I have a use case where an API i'm calling to retrieve data to put into elasticsearch is returning nulls.
I need to write an ingest pipeline that uses processors to remove all null fields before writing it into elasticsearch. Processors may or may not use painless scripting.

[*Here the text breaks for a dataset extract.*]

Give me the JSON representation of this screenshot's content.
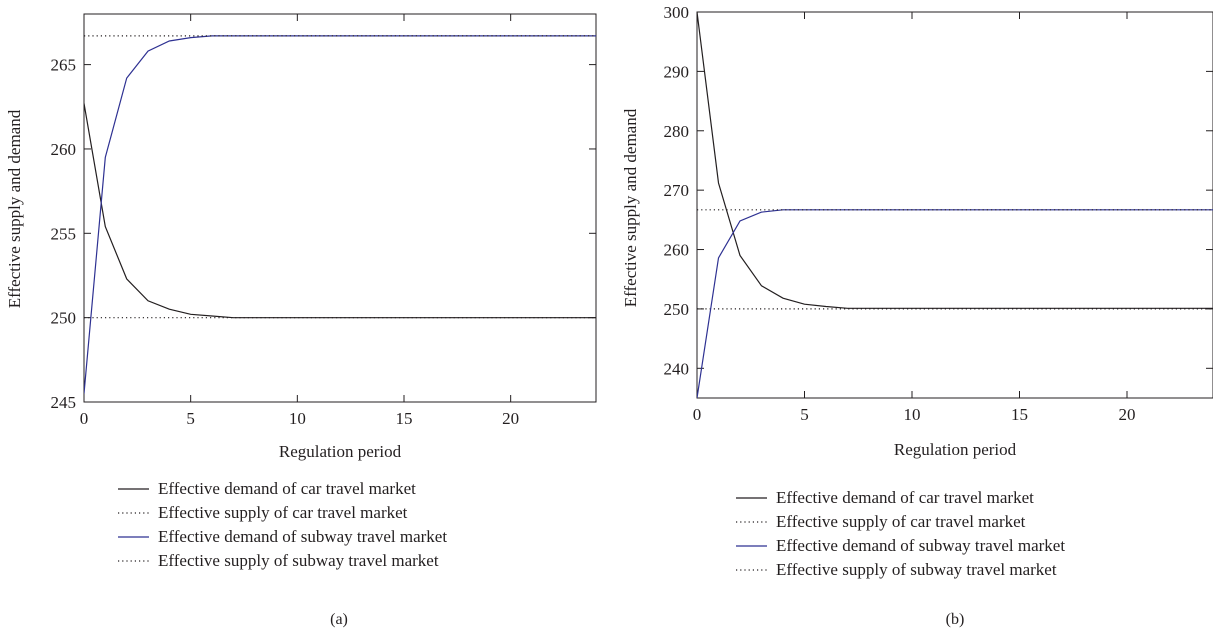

Here is a sample payload that i currently get from the API
{
"master_desc": "TESTING PART",
"date_added": "2019-10-24T09:30:03",
"master_no": {
"master_no": 18460110,
"barcode": "NLSKYTEST1-1",
"external_key": null,
"umid": null
}
}
The pipeline should ideally insert the document as -
{
"master_desc": "TESTING PART",
"date_added": "2019-10-24T09:30:03",
"master_no": {
"master_no": 18460110,
"barcode": "NLSKYTEST1-1"
}
}
Note, the fields are dynamic so i can't write a processor that checks for nulls against a defined set of fields.
Thanks!
Null fields are not indexed nor are searchable.I have written below pipeline to remove such fields. Please test it before use on all of your scenarios. After posting documents using this pipeline, you won't be able to search null fields using "exists"
Pipeline:
PUT _ingest/pipeline/remove_null_fields
{
"description": "Remove any null field",
"processors": [
{
"script": {
"source": """
// return list of field with null values
def loopAllFields(def x){
def ret=[];
if(x instanceof Map){
for (entry in x.entrySet()) {
if (entry.getKey().indexOf("_")==0) {
continue;
}
def val=entry.getValue();
if( val instanceof HashMap ||
val instanceof Map ||
val instanceof ArrayList)
{
def list=[];
if(val instanceof ArrayList)
{
def index=0;
// Call for each object in arraylist
for(v in val)
{
list=loopAllFields(v);
for(item in list)
{
ret.add(entry.getKey()+"["+index+"]."+ item);
}
index++;
}
}
else
{
list =loopAllFields(val);
}
if(list.size()==val.size())
{
ret.add(entry.getKey());
}
else{
for(item in list)
{
ret.add(entry.getKey()+"."+ item);
}
}
}
if(val==null)
{
ret.add(entry.getKey());
}
}
}
return ret;
}
/* remove fields from source, recursively deletes fields which part of other fields */
def removeField(def ctx, def fieldname)
{
def pos=fieldname.indexOf(".");
if(pos>0)
{
def str=fieldname.substring(0,pos);
if(str.indexOf('[')>0 && str.indexOf(']')>0)
{
def s=str.substring(0,str.indexOf('['));
def i=str.substring(str.indexOf('[')+1,str.length()-1);
removeField(ctx[s][Integer.parseInt(i)],fieldname.substring(pos+1,fieldname.length()));
}
else
{
if(ctx[str] instanceof Map)
{
removeField(ctx[str],fieldname.substring(pos+1,fieldname.length()));
}
}
}else{
ctx.remove(fieldname);
}
return ctx;
}
def list=[];
list=loopAllFields(ctx);
for(item in list)
{
removeField(ctx,item);
}
"""
}
}
]
}
Post Document:
POST index8/_doc?pipeline=remove_null_fields
{
"master_desc": "TESTING PART",
"ddd":null,
"date_added": "2019-10-24T09:30:03",
"master_no": {
"master_no": 18460110,
"barcode": "NLSKYTEST1-1",
"external_key": null,
"umid": null
}
}
Result:
"hits" : [
{
"_index" : "index8",
"_type" : "_doc",
"_id" : "06XAyXEBAWHHnYGOSa_M",
"_score" : 1.0,
"_source" : {
"date_added" : "2019-10-24T09:30:03",
"master_no" : {
"master_no" : 18460110,
"barcode" : "NLSKYTEST1-1"
},
"master_desc" : "TESTING PART"
}
}
]